Eu penso que não, porque toda a condenação tem de ser fundamentada e a fundamentação implica a indicação dos factos concretos que resultam na violação da norma. Uma condenação genérica, dizendo “fizemos uma análise global e chegámos a esta conclusão” leva facilmente a que todos os meios de comunicação sejam condenados, tal a carga de subjectividade que isso acarreta. As análises globais são propícias a este tipo de ilação. Portanto, não me parece que desta forma seja lícito fazer uma condenação a quem quer que seja. A condenação é um acto demasiadamente grave e por isso é importante que o condenado conheça, com toda a clareza, os factos de que foi acusado.

Não tem a CNE neste momento excessivos poderes no que toca à liberdade de imprensa e de expressão em Cabo Verde?

Não, necessariamente. Há uma coisa que temos que compreender. O problema desses órgãos, nomeadamente os que regulam as leis de imprensa, é terem de respeitar as leis que têm de aplicar. Se foi dado à CNE um código com uma norma inconstitucional, sendo certo que ela não pode arguir da (in)constitucionalidade dessa norma, enquanto isso não for alterado por quem for competente para o efeito, a norma terá de ser aplicada. É claro que a CNE poderá fazer uma interpretação mais suave ou criativa da norma, mas ela não é obrigada a isso. Em períodos de campanha eleitoral, a tendência é sempre para uma interpretação mais restritiva, até como forma de criar uma aparência de isenção, o que gera, também, uma hiper-valorização de actos que a CNE considera ilegais. Este é um problema que, por vezes, surge com os órgãos fiscalizadores tipo CNE.

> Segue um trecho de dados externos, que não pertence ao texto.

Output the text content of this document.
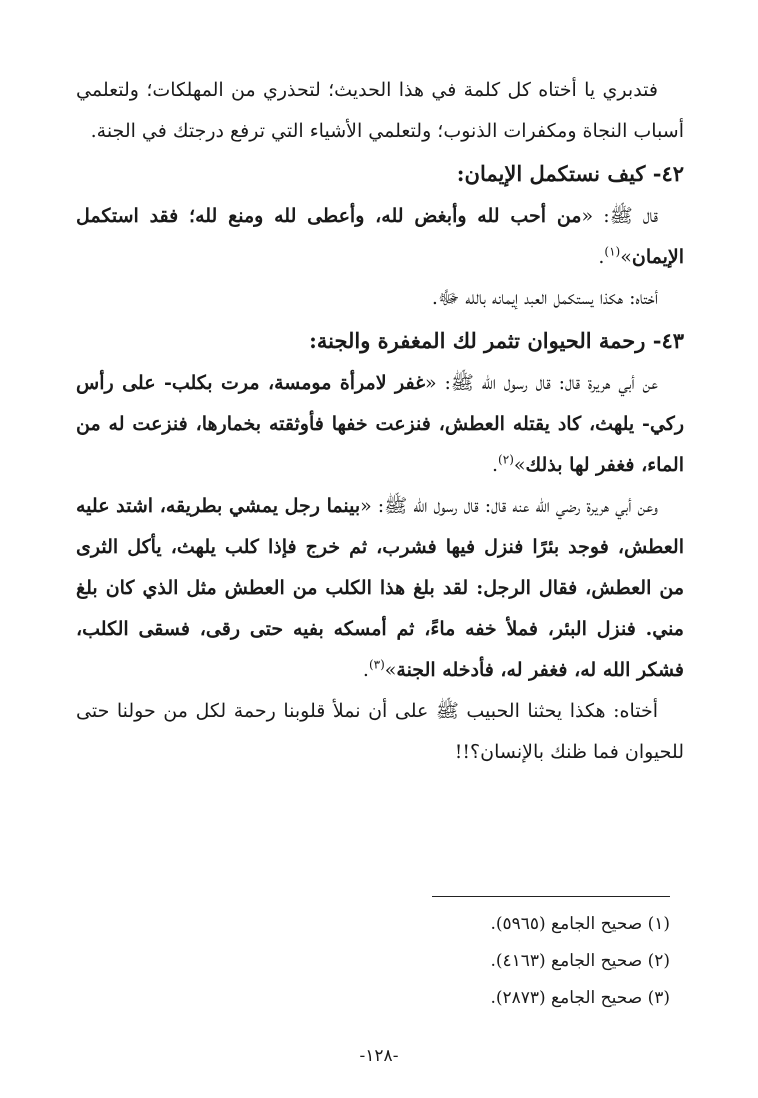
فتدبري يا أختاه كل كلمة في هذا الحديث؛ لتحذري من المهلكات؛ ولتعلمي أسباب النجاة ومكفرات الذنوب؛ ولتعلمي الأشياء التي ترفع درجتك في الجنة.

٤٢- كيف نستكمل الإيمان:

قال ﷺ: «من أحب لله وأبغض لله، وأعطى لله ومنع لله؛ فقد استكمل الإيمان»$^{(١)}$.

أختاه: هكذا يستكمل العبد إيمانه بالله ﷻ.

٤٣- رحمة الحيوان تثمر لك المغفرة والجنة:

عن أبي هريرة قال: قال رسول الله ﷺ: «غفر لامرأة مومسة، مرت بكلب- على رأس ركي- يلهث، كاد يقتله العطش، فنزعت خفها فأوثقته بخمارها، فنزعت له من الماء، فغفر لها بذلك»$^{(٢)}$.

وعن أبي هريرة رضي الله عنه قال: قال رسول الله ﷺ: «بينما رجل يمشي بطريقه، اشتد عليه العطش، فوجد بئرًا فنزل فيها فشرب، ثم خرج فإذا كلب يلهث، يأكل الثرى من العطش، فقال الرجل: لقد بلغ هذا الكلب من العطش مثل الذي كان بلغ مني. فنزل البئر، فملأ خفه ماءً، ثم أمسكه بفيه حتى رقى، فسقى الكلب، فشكر الله له، فغفر له، فأدخله الجنة»$^{(٣)}$.

أختاه: هكذا يحثنا الحبيب ﷺ على أن نملأ قلوبنا رحمة لكل من حولنا حتى للحيوان فما ظنك بالإنسان؟!!

(١) صحيح الجامع (٥٩٦٥).

(٢) صحيح الجامع (٤١٦٣).

(٣) صحيح الجامع (٢٨٧٣).

-١٢٨-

Parece-me que alguém falhou na vigilância deste CE, nomeadamente no que toca aos aspectos inconstitucionais referidos, ou não?

Sim. Como são normas do parlamento, devia ter sido o próprio parlamento a ter mais cuidado na elaboração do CE. Mas uma vez publicado o diploma, cabia ao presidente da República, ou outras entidades que podem arguir da constitucionalidade das normas, solicitar a fiscalização quer preventiva quer sucessiva, e isso não aconteceu, infelizmente. Mas agora que o problema surge, é bom que se debata e se resolva o assunto, sob pena, como disse, de a comunicação social ficar de mãos atadas em período de campanha eleitoral, o que seria manifestamente mau para a nossa democracia.